A former chief administrative law judge is filing a lawsuit against the director of Iowa Workforce Development, saying he lost his job in retaliation for whistleblowing.  During a meeting with reporters, Joe Walsh said IWD Director Theresa Wahlert pressured the judges under his supervision to decide cases in favor of employers, potentially interfering with unemployment appeals cases.

“She’d come to me with a complaint, I’d go back and study the file, I’d bring it to her and say here’s why the judge did what the judge did,” Walsh says. “When she wasn’t happy with me, she’d say ‘well employers don’t know how to respond to this’ and she would say ‘write an employer tip sheet.’ If she didn’t like the law and wanted to teach employers how to get around the law, she wanted these employer tip sheets,” Walsh says.
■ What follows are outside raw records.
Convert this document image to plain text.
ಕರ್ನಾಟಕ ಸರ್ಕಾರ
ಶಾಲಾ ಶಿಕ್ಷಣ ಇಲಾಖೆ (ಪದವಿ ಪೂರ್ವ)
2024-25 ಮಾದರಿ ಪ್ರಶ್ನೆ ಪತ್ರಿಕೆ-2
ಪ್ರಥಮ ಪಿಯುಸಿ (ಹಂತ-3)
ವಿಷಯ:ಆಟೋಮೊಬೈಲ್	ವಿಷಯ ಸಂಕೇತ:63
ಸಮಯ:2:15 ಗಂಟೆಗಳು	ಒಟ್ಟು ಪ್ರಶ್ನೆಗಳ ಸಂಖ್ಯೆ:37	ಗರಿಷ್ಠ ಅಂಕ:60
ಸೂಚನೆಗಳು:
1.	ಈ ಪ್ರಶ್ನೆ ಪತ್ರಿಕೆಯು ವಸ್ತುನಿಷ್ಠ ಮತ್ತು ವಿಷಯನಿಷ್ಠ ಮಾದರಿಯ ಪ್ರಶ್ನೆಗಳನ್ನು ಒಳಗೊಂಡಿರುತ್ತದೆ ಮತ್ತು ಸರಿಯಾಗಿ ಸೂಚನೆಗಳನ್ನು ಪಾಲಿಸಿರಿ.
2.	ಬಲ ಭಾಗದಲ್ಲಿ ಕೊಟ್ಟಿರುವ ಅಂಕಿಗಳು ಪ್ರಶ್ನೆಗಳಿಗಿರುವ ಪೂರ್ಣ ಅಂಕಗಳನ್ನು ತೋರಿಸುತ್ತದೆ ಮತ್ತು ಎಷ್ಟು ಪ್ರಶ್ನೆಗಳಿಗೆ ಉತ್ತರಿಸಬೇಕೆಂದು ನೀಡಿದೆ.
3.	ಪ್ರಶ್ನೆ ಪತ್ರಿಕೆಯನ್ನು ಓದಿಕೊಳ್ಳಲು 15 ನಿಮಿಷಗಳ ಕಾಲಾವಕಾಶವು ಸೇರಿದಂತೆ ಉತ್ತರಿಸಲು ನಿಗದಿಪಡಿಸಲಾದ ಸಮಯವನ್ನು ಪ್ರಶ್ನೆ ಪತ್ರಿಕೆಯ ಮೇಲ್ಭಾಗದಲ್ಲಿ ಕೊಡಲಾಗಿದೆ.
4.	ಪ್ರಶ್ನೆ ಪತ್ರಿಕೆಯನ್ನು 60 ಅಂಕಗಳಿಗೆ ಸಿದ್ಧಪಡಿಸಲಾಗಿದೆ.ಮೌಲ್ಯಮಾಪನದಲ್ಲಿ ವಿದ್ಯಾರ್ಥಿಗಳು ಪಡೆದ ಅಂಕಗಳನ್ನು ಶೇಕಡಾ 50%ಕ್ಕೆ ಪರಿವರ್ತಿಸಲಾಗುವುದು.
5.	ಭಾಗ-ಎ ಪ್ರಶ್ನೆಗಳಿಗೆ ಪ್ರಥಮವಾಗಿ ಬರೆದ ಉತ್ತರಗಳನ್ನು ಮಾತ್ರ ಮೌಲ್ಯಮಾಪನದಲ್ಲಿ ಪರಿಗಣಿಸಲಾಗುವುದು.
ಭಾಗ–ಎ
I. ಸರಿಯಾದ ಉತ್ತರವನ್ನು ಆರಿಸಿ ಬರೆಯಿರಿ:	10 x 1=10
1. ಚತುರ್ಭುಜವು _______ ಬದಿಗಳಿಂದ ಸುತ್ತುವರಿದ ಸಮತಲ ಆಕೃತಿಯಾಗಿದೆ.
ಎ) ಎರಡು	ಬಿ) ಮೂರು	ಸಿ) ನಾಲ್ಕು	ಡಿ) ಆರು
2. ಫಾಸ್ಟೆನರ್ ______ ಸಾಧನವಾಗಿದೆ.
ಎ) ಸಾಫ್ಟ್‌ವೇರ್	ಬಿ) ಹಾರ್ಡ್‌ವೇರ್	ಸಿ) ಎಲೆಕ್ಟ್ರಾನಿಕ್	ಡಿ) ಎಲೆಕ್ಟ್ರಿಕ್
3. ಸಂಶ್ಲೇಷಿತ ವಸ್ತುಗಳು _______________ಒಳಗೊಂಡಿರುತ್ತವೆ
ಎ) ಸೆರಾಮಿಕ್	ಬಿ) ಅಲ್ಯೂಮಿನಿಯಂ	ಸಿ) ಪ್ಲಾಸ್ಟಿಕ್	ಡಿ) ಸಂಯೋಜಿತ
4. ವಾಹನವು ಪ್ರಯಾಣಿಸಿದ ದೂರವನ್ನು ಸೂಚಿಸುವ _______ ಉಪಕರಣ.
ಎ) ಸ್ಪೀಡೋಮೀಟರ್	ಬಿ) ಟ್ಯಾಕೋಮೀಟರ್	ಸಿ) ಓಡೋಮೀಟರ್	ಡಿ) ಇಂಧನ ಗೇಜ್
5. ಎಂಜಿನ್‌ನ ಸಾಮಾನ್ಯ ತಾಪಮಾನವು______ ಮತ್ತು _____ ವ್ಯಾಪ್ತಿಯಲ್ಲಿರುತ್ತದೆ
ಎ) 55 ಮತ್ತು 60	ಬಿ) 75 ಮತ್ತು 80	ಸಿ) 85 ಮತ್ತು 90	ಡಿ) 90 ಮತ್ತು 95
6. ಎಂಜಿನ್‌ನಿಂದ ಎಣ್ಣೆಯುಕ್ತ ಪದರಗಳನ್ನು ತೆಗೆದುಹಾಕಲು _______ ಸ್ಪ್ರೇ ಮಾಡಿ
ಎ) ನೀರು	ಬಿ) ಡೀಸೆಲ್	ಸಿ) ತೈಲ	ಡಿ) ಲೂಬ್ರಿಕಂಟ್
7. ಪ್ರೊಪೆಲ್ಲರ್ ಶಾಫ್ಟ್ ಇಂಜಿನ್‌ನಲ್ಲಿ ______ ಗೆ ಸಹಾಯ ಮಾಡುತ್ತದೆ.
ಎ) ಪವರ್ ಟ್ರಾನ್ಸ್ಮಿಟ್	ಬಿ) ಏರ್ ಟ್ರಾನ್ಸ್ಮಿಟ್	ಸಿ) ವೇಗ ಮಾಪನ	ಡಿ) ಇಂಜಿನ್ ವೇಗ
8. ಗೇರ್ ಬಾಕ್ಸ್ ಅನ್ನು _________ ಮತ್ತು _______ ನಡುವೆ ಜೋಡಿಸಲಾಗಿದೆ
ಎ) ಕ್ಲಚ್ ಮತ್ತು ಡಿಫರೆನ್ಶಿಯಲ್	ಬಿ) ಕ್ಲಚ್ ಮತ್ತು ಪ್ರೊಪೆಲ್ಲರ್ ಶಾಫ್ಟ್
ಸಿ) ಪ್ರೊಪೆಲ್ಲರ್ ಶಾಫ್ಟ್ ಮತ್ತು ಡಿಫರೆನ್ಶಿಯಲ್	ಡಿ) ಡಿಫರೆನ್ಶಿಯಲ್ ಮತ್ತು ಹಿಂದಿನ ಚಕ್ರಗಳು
Wahlert says the lawsuit is an attempt to draw attention away from the elimination of the position due to federal budget cuts. Walsh and his wife lost both their jobs at IWD on the same day. “I was not expecting to get laid off in a budget layoff, because I had seen my budget and I was $250,000 under budget,” Walsh says. “It never even occurred to me that she would try to make that move.”

Wahlert and Governor Branstad denied Walsh’s claims after a state senator requested a Department of Labor investigation into Iowa Workforce Development last month. Branstad called the claims “a partisan political attack,” towards Wahlert, who is one of his appointees.

Wahlert issued a statement that called the lawsuit “frivolous” and said:  “It’s unfortunate that once again Mr. Walsh is making baseless accusations that cannot be supported with facts.  Now, through this latest attempt, he is wasting the time of Iowa’s court system.”